Austin Interfaith Gets Out the Vote
Ambitious campaign aims to change the headline issues
By Richard Whittaker, Fri., Aug. 20, 2010
At an Aug. 7 meeting at San Jose Catholic Church, the coalition of 30 congregations, unions, and community organizations presented a list of roughly 400 volunteers, each of whom has pledged to reach out to potential voters. The plan is to get voters engaged and educated on the group's core issues – education, workplace safety, health care, and immigration reform – rather than behind a single candidate. "Our work from now to the November election is to build a stronger, bigger, organized political constituency that will deliver at the polls," said Interfaith spokeswoman Minerva Camarena Skeith.

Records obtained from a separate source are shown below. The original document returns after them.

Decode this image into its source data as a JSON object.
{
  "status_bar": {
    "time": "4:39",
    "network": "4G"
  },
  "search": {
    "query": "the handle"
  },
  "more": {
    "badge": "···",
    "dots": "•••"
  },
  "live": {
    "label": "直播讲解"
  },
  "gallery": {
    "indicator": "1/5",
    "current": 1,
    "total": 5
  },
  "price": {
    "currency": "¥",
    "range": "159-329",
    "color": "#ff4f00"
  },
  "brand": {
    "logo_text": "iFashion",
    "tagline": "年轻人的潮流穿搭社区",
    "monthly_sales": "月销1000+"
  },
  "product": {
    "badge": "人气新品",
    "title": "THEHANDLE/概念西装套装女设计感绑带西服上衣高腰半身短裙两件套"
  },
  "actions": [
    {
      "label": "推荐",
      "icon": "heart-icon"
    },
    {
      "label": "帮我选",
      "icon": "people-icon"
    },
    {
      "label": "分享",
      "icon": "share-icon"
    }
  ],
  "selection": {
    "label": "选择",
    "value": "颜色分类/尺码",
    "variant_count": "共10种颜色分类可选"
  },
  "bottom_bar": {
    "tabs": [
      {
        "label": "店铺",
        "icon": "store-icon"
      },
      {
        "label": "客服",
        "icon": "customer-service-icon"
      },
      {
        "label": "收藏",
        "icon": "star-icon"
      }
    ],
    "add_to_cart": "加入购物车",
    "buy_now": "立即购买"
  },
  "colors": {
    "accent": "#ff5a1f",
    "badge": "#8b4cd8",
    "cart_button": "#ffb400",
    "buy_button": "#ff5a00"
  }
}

The hope for candidates is that the extra turnout may help boost their candidacies, and a select list of officeholders – including Mayor Lee Leffingwell and Travis County Sheriff Greg Hamilton – have already made commitments to work with AI on its agenda. At the Aug. 7 meeting, Travis County Central Health board treasurer Frank Rodriguez backed calls to fund a new multipurpose health care facility in Dove Springs, while the sole Republican candidate present – state Senate hopeful Mary Lou Serafine – simply pledged to meet again with the group before election day. U.S. Rep. Lloyd Doggett recommitted to reintroducing the federal Development, Relief and Education for Alien Minors Act next session. "We've been trying to do this for countless sessions," he said, "and the equities there are so strong that I hope finally we'll see action on it this time."
With voter registration for the November election closing Oct. 4, AI's volunteers have a busy month ahead, with local block-walking training before more extensive get-out-the-vote training in San Antonio on Aug. 28. The original target was 10,000 new voters, but the group already has enough volunteer pledges to contact 17,000 Austinites. In raw electoral terms, that's 6% of the 2008 general election turnout in Doggett's district, 29% of the turnout for the 2009 mayoral race, and almost double the turnout for the last Austin Independent School District board of trustees election. With an extra 3,000 added on to the target at the Aug. 7 meeting, AI is calculating that its get-out-the-vote effort could be a deciding factor in future elections – not just by motivating voters but by shifting the political debate toward issues like workers' rights. Camarena Skeith said, "It's about reclaiming what makes the headlines."